I stop my brain in its tracks when it wants to take me down a memory lane that doesn’t exist yet, one where Russia and I exist in a potential future together, where maybe one day I push out a little girl, or a little boy, and he holds them just like this, looking utterly in awe of the life he’s holding. If I even want a kid, if I’ve changed my mind about that.
It ruins me when he starts speaking in Russian, calming and soothing words that I don’t understand of course, but I like the sound of them, the cadence, the way he croons to the baby and the potato responds, squirming and reaching for Russia’s beard, holding him close.
I glance away, giving myself a breather from the sweet scene, trying to relax myself and not jump to conclusions.

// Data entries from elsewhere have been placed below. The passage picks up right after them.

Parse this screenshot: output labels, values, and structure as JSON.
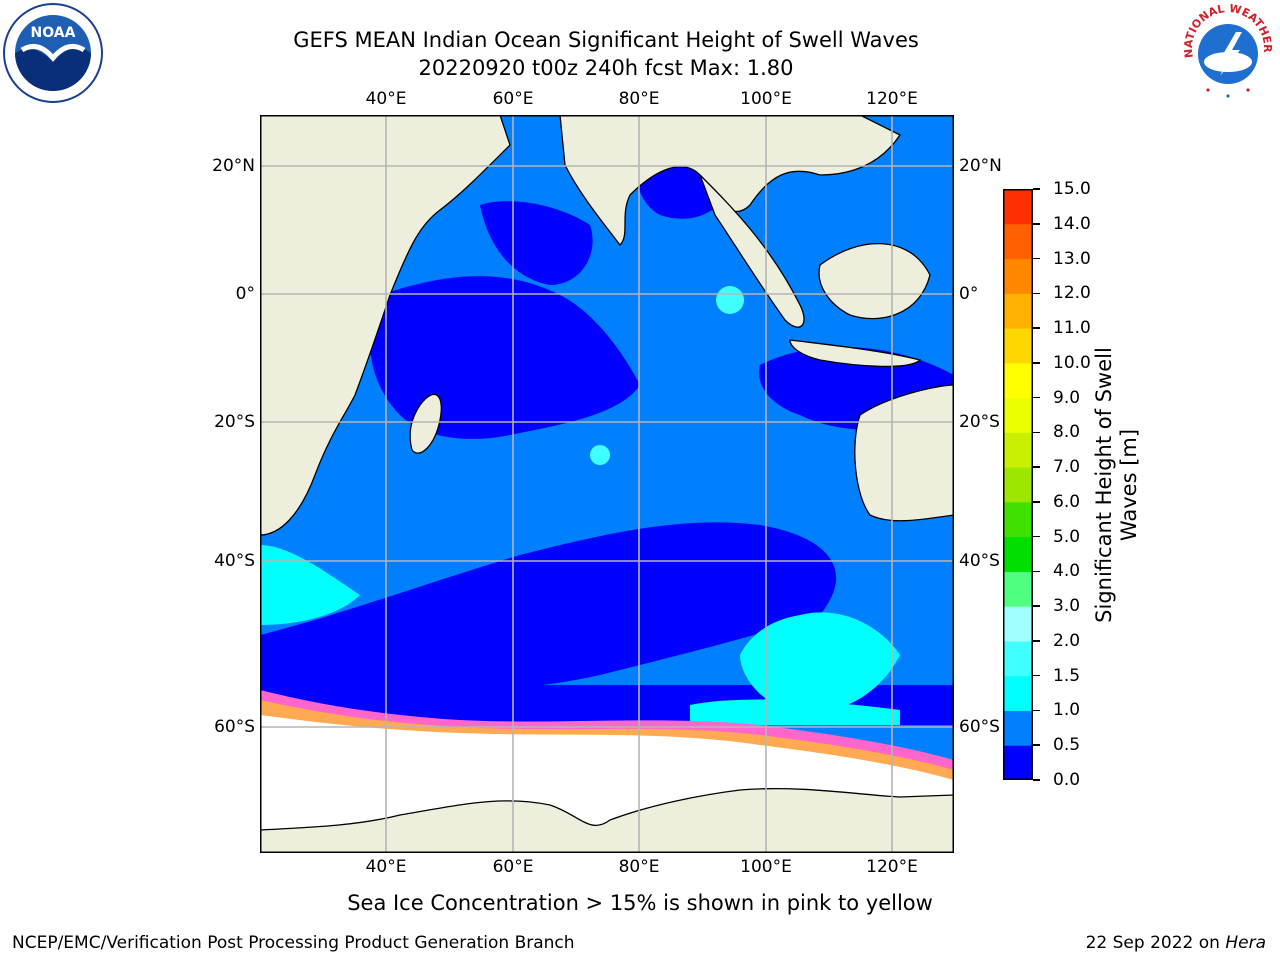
{
  "title": {
    "line1": "GEFS MEAN Indian Ocean Significant Height of Swell Waves",
    "line2": "20220920 t00z 240h fcst   Max: 1.80"
  },
  "map": {
    "lon_labels": [
      "40°E",
      "60°E",
      "80°E",
      "100°E",
      "120°E"
    ],
    "lat_labels": [
      "20°N",
      "0°",
      "20°S",
      "40°S",
      "60°S"
    ]
  },
  "colorbar": {
    "title_line1": "Significant Height of Swell",
    "title_line2": "Waves [m]",
    "levels": [
      "0.0",
      "0.5",
      "1.0",
      "1.5",
      "2.0",
      "3.0",
      "4.0",
      "5.0",
      "6.0",
      "7.0",
      "8.0",
      "9.0",
      "10.0",
      "11.0",
      "12.0",
      "13.0",
      "14.0",
      "15.0"
    ],
    "colors": [
      "#0000ff",
      "#0080ff",
      "#00ffff",
      "#40ffff",
      "#a0ffff",
      "#50ff80",
      "#00e000",
      "#40e000",
      "#9ce600",
      "#c8f000",
      "#ecff00",
      "#ffff00",
      "#ffd700",
      "#ffb000",
      "#ff8800",
      "#ff6000",
      "#ff3000",
      "#ff0000"
    ]
  },
  "note": "Sea Ice Concentration > 15% is shown in pink to yellow",
  "footer": {
    "left": "NCEP/EMC/Verification Post Processing Product Generation Branch",
    "right_prefix": "22 Sep 2022 on ",
    "right_host": "Hera"
  },
  "logos": {
    "noaa_text": "NOAA",
    "nws_text": "NATIONAL WEATHER SERVICE"
  }
}
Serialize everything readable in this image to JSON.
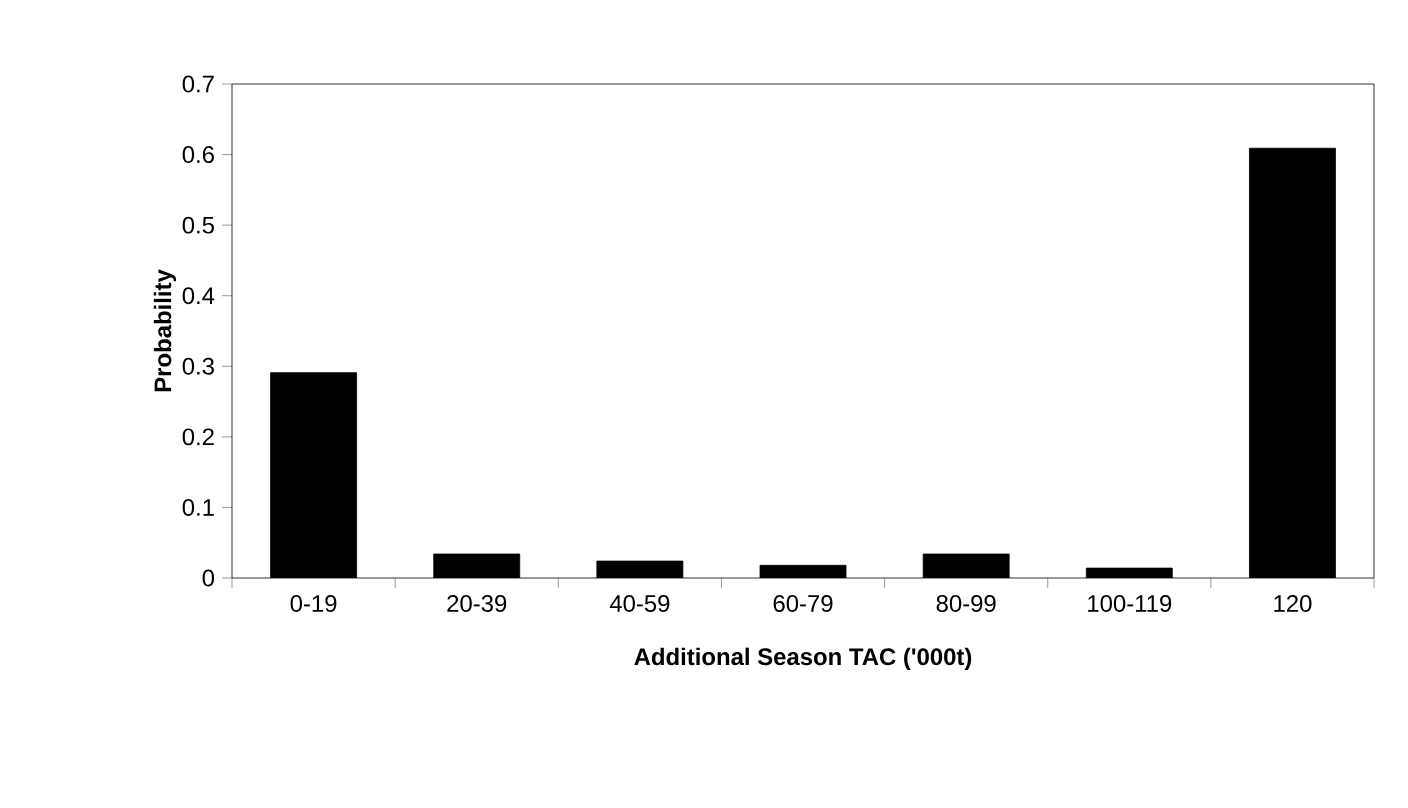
{
  "chart_data": {
    "type": "bar",
    "xlabel": "Additional Season TAC ('000t)",
    "ylabel": "Probability",
    "categories": [
      "0-19",
      "20-39",
      "40-59",
      "60-79",
      "80-99",
      "100-119",
      "120"
    ],
    "values": [
      0.291,
      0.034,
      0.024,
      0.018,
      0.034,
      0.014,
      0.609
    ],
    "color": "#000000",
    "ylim": [
      0,
      0.7
    ],
    "yticks": [
      0,
      0.1,
      0.2,
      0.3,
      0.4,
      0.5,
      0.6,
      0.7
    ]
  }
}
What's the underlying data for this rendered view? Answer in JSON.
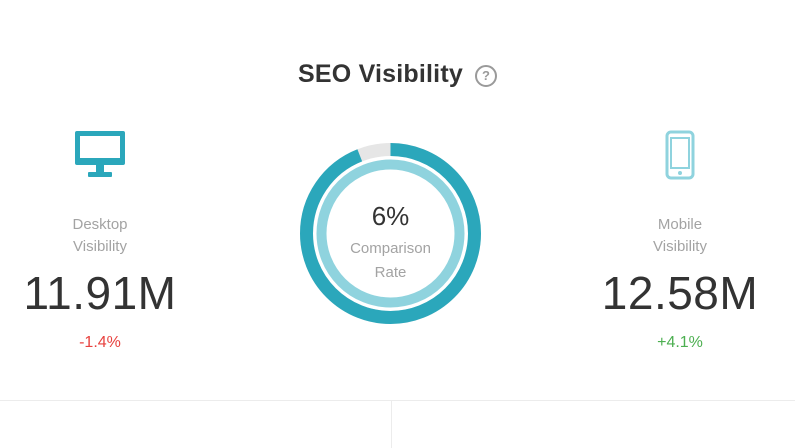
{
  "header": {
    "title": "SEO Visibility",
    "help_icon": "question-circle-icon"
  },
  "desktop": {
    "icon": "desktop-monitor-icon",
    "label_line1": "Desktop",
    "label_line2": "Visibility",
    "value": "11.91M",
    "change": "-1.4%"
  },
  "mobile": {
    "icon": "mobile-phone-icon",
    "label_line1": "Mobile",
    "label_line2": "Visibility",
    "value": "12.58M",
    "change": "+4.1%"
  },
  "comparison": {
    "percent_text": "6%",
    "percent_value": 6,
    "label_line1": "Comparison",
    "label_line2": "Rate"
  },
  "colors": {
    "accent_dark": "#2ba7bb",
    "accent_light": "#8fd3de",
    "track_gray": "#e6e6e6",
    "negative": "#e8423f",
    "positive": "#4caf50"
  }
}
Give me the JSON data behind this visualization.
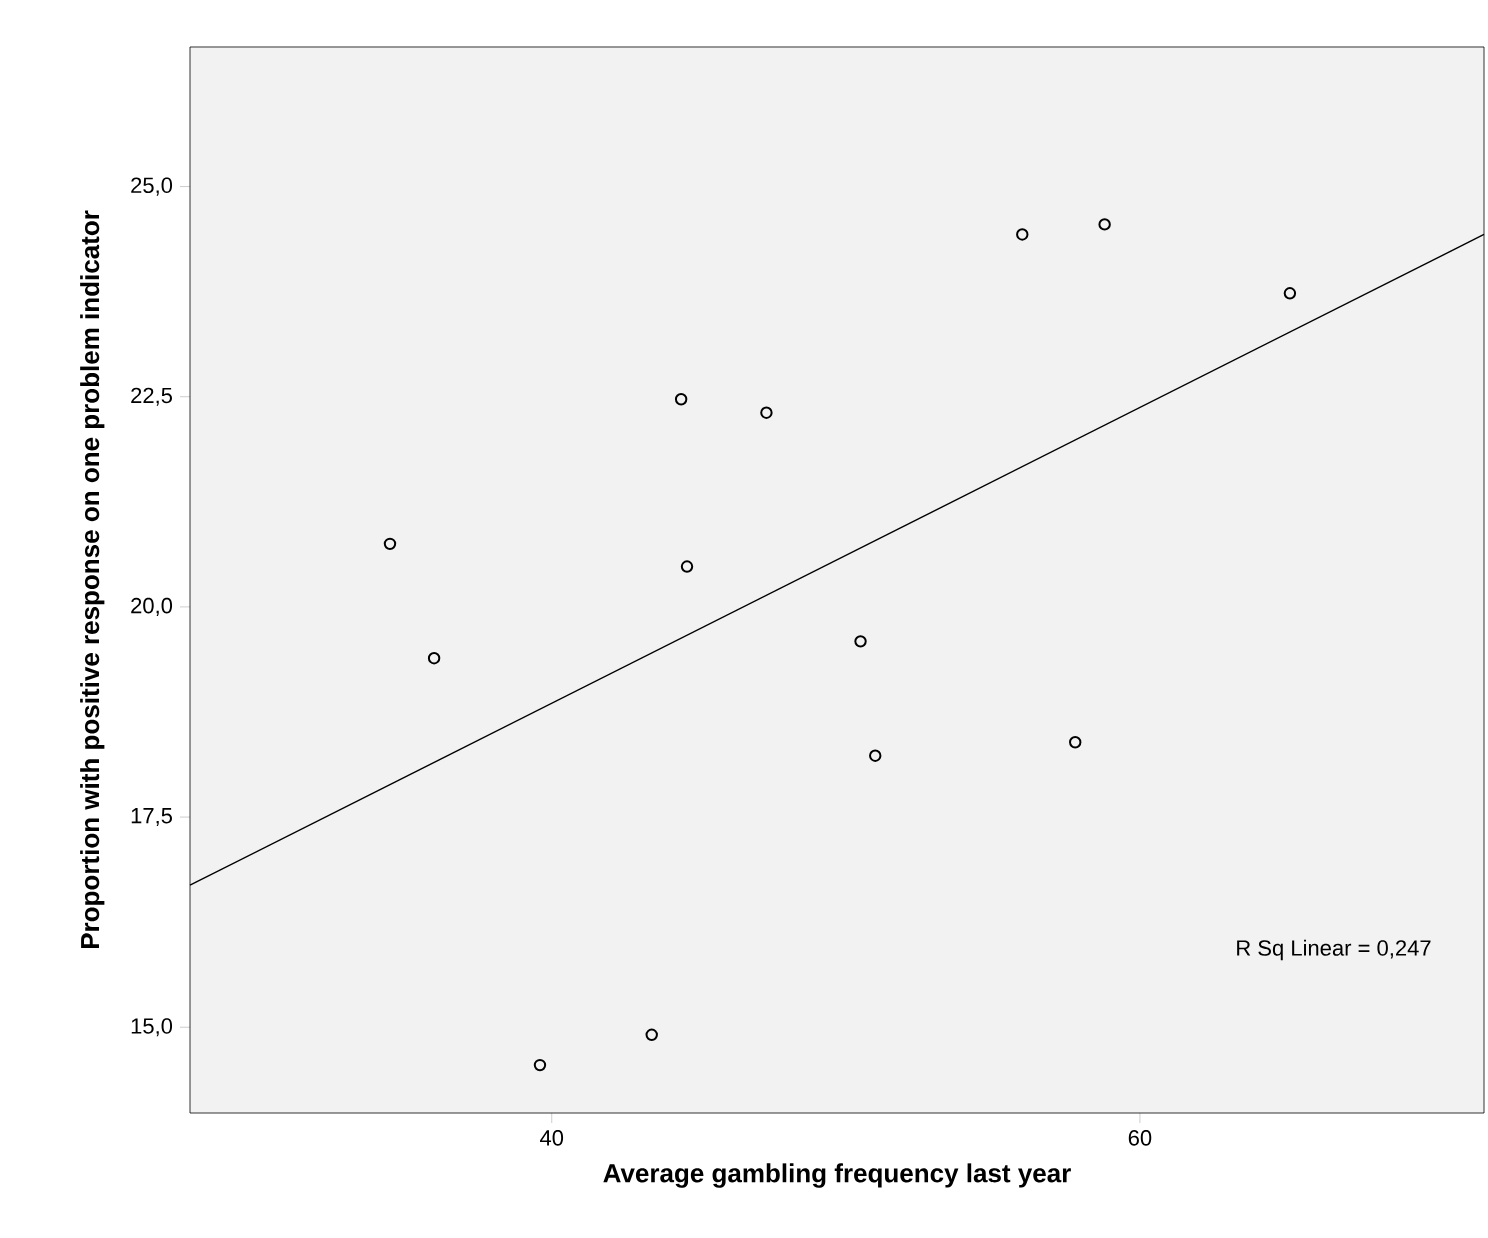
{
  "chart_data": {
    "type": "scatter",
    "xlabel": "Average gambling frequency last year",
    "ylabel": "Proportion with positive response on one problem indicator",
    "xlim": [
      27.7,
      71.7
    ],
    "ylim": [
      13.98,
      26.66
    ],
    "xticks": [
      40,
      60
    ],
    "yticks": [
      {
        "value": 15,
        "label": "15,0"
      },
      {
        "value": 17.5,
        "label": "17,5"
      },
      {
        "value": 20,
        "label": "20,0"
      },
      {
        "value": 22.5,
        "label": "22,5"
      },
      {
        "value": 25,
        "label": "25,0"
      }
    ],
    "grid": false,
    "series": [
      {
        "marker": "circle",
        "color": "#000000",
        "x": [
          34.5,
          36.0,
          44.4,
          44.6,
          39.6,
          43.4,
          47.3,
          56.0,
          58.8,
          65.1,
          50.5,
          51.0,
          57.8
        ],
        "values": [
          20.75,
          19.39,
          22.47,
          20.48,
          14.55,
          14.91,
          22.31,
          24.43,
          24.55,
          23.73,
          19.59,
          18.23,
          18.39
        ]
      },
      {
        "type": "line",
        "color": "#000000",
        "x": [
          27.7,
          71.7
        ],
        "values": [
          16.69,
          24.43
        ]
      }
    ],
    "annotations": [
      "R Sq Linear = 0,247"
    ]
  }
}
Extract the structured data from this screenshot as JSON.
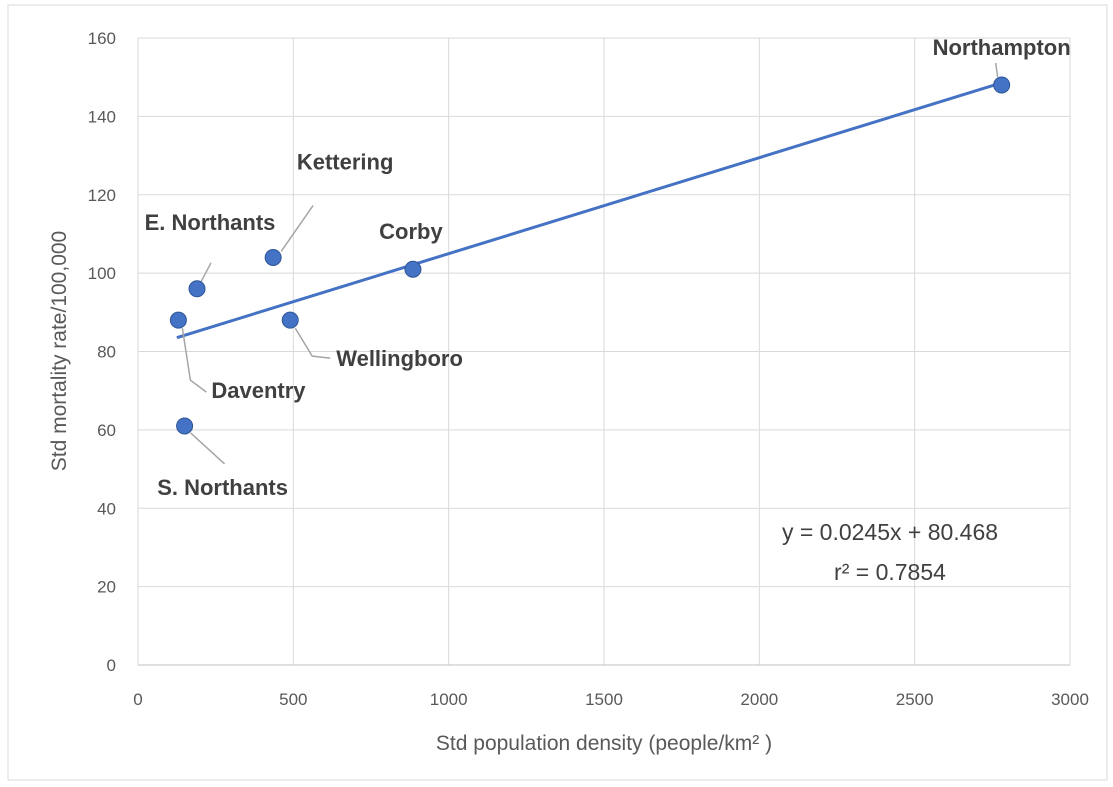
{
  "chart_data": {
    "type": "scatter",
    "title": "",
    "xlabel": "Std population density (people/km² )",
    "ylabel": "Std mortality rate/100,000",
    "xlim": [
      0,
      3000
    ],
    "ylim": [
      0,
      160
    ],
    "xticks": [
      0,
      500,
      1000,
      1500,
      2000,
      2500,
      3000
    ],
    "yticks": [
      0,
      20,
      40,
      60,
      80,
      100,
      120,
      140,
      160
    ],
    "grid": true,
    "legend": "none",
    "point_color": "#4472c4",
    "points": [
      {
        "name": "Northampton",
        "x": 2780,
        "y": 148
      },
      {
        "name": "Kettering",
        "x": 435,
        "y": 104
      },
      {
        "name": "Corby",
        "x": 885,
        "y": 101
      },
      {
        "name": "E. Northants",
        "x": 190,
        "y": 96
      },
      {
        "name": "Daventry",
        "x": 130,
        "y": 88
      },
      {
        "name": "Wellingboro",
        "x": 490,
        "y": 88
      },
      {
        "name": "S. Northants",
        "x": 150,
        "y": 61
      }
    ],
    "trendline": {
      "slope": 0.0245,
      "intercept": 80.468,
      "x_range": [
        125,
        2780
      ],
      "equation": "y = 0.0245x + 80.468",
      "r2": "r² = 0.7854"
    }
  }
}
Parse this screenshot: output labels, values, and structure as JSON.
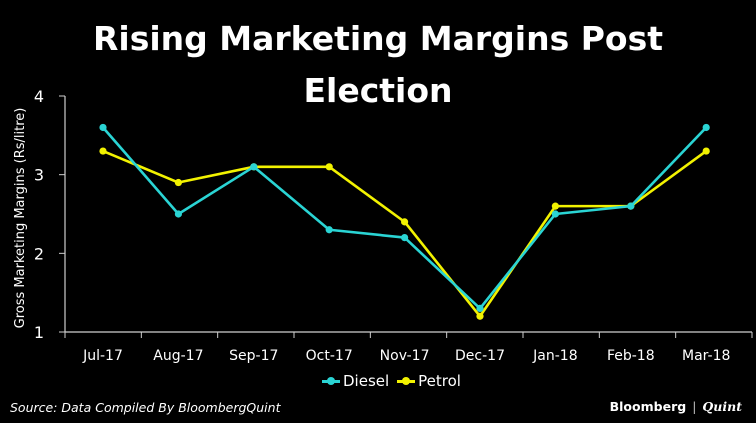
{
  "chart_data": {
    "type": "line",
    "title_line1": "Rising Marketing Margins Post",
    "title_line2": "Election",
    "ylabel": "Gross Marketing Margins (Rs/litre)",
    "xlabel": "",
    "ylim": [
      1,
      4
    ],
    "yticks": [
      "1",
      "2",
      "3",
      "4"
    ],
    "categories": [
      "Jul-17",
      "Aug-17",
      "Sep-17",
      "Oct-17",
      "Nov-17",
      "Dec-17",
      "Jan-18",
      "Feb-18",
      "Mar-18"
    ],
    "series": [
      {
        "name": "Diesel",
        "color": "#2ad4d4",
        "values": [
          3.6,
          2.5,
          3.1,
          2.3,
          2.2,
          1.3,
          2.5,
          2.6,
          3.6
        ]
      },
      {
        "name": "Petrol",
        "color": "#f2f200",
        "values": [
          3.3,
          2.9,
          3.1,
          3.1,
          2.4,
          1.2,
          2.6,
          2.6,
          3.3
        ]
      }
    ],
    "legend_position": "bottom",
    "grid": false
  },
  "footer": {
    "source": "Source: Data Compiled By BloombergQuint",
    "brand_1": "Bloomberg",
    "brand_sep": "|",
    "brand_2": "Quint"
  }
}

Russia and I say our goodbyes a couple of hours later, and I find myself liking everyone genuinely enough that I wouldn’t mind coming back. I’m invited back to Alex and Theresa’s house any time, just let us know, and Sera gives me a bear hug that I don’t think I deserve and vows to call me at the shop for some questions she might have.
“What questions? What are you talking about?” Hunter asks, and Sera just grins at him.
Matty holds his arms out, too, wanting a hug, which I stoop down to give him.
“You come by the shop with your mom when you can. I’ll show you what I can do.”
Matty nods hard enough that I fear for his neck, but waves at me and Russia with both hands.
Russia and I both put our boots on, but none of those sounds are loud enough that you can’t hear the “are they gonna fall in love, Mom?”
Shit.
We both sit in the car, waiting for it to completely warm up before I get us going, the silence almost unbearable as the windows start to fog.
I swallow my pride. “Russia, we need to talk.”